And the Emmy Goes to ... 'Cristina's Court'
June 30, 2008 10:19 PM
When Jack Wagner said "Cristina's Court" was the winner of the 2008 Daytime Emmy for legal/courtroom program, my initial reaction was a bit of disbelief and I truly said to myself: "Huh?"
This win for "Cristina's Court" is evidence of our team's hard work and love of the law and people. The nominees were so diverse, and we were privileged to have been included among this group. "Judge Judy," "The People's Court" (the show that started it all), "Judge Hatchet" (a tribute to her community and the profession) and "Judge David Young," one who makes us think outside the box.
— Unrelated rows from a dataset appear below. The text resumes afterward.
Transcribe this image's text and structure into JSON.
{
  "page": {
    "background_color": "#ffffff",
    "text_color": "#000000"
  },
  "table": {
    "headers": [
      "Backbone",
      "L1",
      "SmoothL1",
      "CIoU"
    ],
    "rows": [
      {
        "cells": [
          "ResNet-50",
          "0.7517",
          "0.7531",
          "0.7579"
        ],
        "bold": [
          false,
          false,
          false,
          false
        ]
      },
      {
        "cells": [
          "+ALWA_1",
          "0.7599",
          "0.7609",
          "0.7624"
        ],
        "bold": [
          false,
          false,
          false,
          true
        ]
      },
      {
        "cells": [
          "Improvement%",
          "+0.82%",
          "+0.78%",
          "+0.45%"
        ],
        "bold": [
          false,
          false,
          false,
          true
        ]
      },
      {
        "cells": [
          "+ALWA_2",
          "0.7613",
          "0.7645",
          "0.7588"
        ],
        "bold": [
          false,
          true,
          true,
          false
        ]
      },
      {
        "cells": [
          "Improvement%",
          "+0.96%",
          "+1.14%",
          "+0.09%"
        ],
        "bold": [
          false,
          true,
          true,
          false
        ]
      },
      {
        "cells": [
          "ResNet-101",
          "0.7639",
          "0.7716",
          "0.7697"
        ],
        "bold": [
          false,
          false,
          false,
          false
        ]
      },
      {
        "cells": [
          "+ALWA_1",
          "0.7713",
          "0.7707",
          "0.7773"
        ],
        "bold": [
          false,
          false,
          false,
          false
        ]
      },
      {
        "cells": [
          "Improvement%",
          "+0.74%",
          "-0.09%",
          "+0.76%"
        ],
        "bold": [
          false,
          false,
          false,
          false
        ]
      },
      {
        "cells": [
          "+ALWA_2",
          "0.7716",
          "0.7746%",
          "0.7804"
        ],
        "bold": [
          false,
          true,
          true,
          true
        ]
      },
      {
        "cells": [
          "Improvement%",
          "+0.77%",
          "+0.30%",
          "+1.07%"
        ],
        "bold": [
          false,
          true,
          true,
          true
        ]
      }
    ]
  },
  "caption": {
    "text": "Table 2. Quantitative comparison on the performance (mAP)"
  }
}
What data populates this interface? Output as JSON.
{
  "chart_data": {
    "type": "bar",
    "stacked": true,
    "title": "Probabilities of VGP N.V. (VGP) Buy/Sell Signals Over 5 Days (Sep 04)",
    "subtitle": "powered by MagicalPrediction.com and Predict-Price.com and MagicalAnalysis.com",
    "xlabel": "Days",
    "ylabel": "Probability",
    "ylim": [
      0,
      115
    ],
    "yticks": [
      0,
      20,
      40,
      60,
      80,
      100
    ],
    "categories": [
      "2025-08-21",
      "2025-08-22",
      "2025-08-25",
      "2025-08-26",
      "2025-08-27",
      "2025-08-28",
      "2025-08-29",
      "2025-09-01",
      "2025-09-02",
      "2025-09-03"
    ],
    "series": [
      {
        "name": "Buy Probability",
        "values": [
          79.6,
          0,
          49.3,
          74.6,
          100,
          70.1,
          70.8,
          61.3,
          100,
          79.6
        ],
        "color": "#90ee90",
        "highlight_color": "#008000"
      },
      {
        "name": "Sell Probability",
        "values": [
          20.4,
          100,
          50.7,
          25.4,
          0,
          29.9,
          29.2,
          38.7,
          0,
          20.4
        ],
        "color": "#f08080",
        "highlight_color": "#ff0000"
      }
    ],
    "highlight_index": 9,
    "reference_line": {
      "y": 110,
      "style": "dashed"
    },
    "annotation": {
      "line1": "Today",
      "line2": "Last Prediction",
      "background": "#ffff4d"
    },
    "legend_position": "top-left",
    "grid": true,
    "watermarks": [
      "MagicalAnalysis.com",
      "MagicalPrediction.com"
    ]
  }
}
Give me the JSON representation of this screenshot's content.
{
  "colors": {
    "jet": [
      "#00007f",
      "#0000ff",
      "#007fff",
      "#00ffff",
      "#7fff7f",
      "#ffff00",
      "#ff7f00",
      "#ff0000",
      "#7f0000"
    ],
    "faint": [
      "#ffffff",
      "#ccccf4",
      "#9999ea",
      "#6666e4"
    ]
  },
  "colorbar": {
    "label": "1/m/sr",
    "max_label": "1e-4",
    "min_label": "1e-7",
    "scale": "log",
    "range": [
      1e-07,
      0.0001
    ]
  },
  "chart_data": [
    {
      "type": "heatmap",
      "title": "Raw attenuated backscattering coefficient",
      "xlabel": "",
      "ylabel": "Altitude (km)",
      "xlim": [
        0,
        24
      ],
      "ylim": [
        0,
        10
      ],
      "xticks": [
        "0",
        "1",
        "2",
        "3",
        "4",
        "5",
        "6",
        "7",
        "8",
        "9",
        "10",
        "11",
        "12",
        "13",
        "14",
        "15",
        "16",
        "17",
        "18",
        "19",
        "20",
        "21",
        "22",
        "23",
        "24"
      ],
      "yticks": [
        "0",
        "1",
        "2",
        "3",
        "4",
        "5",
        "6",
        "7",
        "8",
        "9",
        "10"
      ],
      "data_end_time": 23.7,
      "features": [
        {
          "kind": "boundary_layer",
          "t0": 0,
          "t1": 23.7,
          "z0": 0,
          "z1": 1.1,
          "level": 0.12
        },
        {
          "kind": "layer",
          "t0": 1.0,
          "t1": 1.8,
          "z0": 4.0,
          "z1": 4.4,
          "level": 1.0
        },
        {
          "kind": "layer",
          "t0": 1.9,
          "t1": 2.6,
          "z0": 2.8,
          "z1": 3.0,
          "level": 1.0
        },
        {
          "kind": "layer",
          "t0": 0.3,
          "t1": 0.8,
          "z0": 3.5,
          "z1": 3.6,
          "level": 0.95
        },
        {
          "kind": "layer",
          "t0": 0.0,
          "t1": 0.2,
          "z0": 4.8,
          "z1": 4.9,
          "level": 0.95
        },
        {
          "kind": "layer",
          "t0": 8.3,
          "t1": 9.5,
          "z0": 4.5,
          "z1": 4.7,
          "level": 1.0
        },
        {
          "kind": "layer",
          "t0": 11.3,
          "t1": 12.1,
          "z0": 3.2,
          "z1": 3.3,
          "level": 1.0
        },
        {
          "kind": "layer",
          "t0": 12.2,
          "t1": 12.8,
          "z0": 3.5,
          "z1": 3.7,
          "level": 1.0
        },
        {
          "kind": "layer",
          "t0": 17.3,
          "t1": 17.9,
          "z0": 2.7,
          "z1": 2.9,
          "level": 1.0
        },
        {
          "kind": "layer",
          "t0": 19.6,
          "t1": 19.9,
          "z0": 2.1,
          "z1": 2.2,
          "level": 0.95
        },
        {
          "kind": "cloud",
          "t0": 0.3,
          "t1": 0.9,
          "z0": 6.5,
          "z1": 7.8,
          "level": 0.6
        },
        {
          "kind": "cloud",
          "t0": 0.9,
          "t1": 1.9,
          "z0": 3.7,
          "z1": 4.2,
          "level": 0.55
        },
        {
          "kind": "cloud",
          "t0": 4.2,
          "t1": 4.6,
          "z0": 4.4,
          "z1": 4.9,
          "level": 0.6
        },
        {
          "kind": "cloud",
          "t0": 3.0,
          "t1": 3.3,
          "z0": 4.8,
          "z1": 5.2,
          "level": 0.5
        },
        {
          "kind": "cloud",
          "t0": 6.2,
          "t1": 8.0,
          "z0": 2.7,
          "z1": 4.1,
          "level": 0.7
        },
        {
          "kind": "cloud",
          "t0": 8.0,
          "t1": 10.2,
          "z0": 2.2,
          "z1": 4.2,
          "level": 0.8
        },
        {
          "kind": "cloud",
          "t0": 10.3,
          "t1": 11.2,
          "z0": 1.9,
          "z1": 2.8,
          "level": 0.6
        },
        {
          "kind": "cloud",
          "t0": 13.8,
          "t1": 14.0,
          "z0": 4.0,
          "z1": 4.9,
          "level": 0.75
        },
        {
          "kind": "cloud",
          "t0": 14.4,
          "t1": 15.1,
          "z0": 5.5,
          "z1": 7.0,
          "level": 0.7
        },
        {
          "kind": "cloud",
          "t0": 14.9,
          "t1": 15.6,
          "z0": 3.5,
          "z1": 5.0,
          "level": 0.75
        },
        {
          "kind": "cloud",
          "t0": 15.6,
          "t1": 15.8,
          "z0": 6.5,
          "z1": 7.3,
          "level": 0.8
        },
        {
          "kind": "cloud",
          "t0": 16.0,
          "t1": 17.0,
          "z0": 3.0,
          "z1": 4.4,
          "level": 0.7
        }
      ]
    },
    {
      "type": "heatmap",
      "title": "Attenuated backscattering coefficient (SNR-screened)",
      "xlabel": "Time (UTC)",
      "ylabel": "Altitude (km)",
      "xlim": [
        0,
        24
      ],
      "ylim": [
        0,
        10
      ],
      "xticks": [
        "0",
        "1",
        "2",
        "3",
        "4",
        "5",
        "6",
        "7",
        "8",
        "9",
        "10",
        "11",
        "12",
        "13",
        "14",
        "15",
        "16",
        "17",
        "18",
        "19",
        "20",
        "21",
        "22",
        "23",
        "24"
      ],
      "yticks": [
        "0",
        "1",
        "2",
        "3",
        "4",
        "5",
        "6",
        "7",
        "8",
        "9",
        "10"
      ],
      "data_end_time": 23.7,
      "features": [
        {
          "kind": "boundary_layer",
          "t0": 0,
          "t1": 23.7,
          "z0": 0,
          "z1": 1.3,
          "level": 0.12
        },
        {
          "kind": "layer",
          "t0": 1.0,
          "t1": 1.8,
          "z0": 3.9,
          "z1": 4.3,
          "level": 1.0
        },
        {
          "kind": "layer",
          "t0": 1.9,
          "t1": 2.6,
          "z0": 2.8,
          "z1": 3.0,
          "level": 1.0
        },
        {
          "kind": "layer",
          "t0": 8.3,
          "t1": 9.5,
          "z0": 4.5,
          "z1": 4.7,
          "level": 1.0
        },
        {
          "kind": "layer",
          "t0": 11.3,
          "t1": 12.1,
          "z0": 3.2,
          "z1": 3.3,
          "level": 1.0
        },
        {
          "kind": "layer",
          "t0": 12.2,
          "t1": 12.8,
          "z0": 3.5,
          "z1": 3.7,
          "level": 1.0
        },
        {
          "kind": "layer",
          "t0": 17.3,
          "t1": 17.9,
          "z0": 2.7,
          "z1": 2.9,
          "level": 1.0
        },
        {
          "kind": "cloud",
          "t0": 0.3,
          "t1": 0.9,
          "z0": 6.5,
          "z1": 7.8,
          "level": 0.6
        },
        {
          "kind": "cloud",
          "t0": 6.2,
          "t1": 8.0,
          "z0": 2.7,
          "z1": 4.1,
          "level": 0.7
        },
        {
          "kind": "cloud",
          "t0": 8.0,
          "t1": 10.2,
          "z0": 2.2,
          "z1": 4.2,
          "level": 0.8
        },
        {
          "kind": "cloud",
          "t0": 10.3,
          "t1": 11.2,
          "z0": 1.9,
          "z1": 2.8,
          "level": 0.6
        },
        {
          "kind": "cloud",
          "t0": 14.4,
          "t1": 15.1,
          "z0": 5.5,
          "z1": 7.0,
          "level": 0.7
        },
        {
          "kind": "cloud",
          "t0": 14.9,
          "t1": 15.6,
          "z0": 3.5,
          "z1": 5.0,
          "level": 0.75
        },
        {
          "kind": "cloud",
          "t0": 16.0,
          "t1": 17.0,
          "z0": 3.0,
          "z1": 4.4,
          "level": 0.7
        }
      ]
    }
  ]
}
I am so grateful to our fans, staff and producers of "Cristina's Court." I give special thanks to Lisa Lew and the genius—Peter Brennan—my executive producer. That sounds like my speech, but I am truly thankful to those who work on, support and, most importantly, watch the show.
And finally I'd like to thank a little pit bull named Capone. He wasn't a killer dog, he was a family puppy, hand-fed from birth when he lost his mother. It was Capone's sad story that won the Emmy. On an average street in Austin, Texas, last summer, Capone got loose and wandered into a neighbor's yard. The neighbor went inside, took out a .22 rifle from his gun cabinet and pumped five bullets into Capone. Then he threw him into a dumpster. For three days Capone's young owner wandered the neighborhood calling his name.
The shooter stayed silent.
"Cristina's Court" always believes in the content of our stories. Our cases are about real people and their stories. We realize that every case is different and each deserves attention. Our cases are not just in-your-face, put-downs and yell-a-thons. Now, sometimes that is completely appropriate. However, we attempt to draw the most out of the litigants by allowing them to tell their stories, and therein lies the best entertainment.
Generally, court shows are the best example of reality TV—pure unscripted drama. For each case I hear and decide upon, I make every effort to draw out the most from the people before me. Sure, I may add some spice here and there, but only when the situation calls for it, and that's surely not every episode.
Court shows have become a staple of American television. Why, you ask? Maybe because most shows are about real issues. They are about cases that matter on an everyday basis. They also teach us about taking accountability, and that to me is what it is really all about. What do you think about them?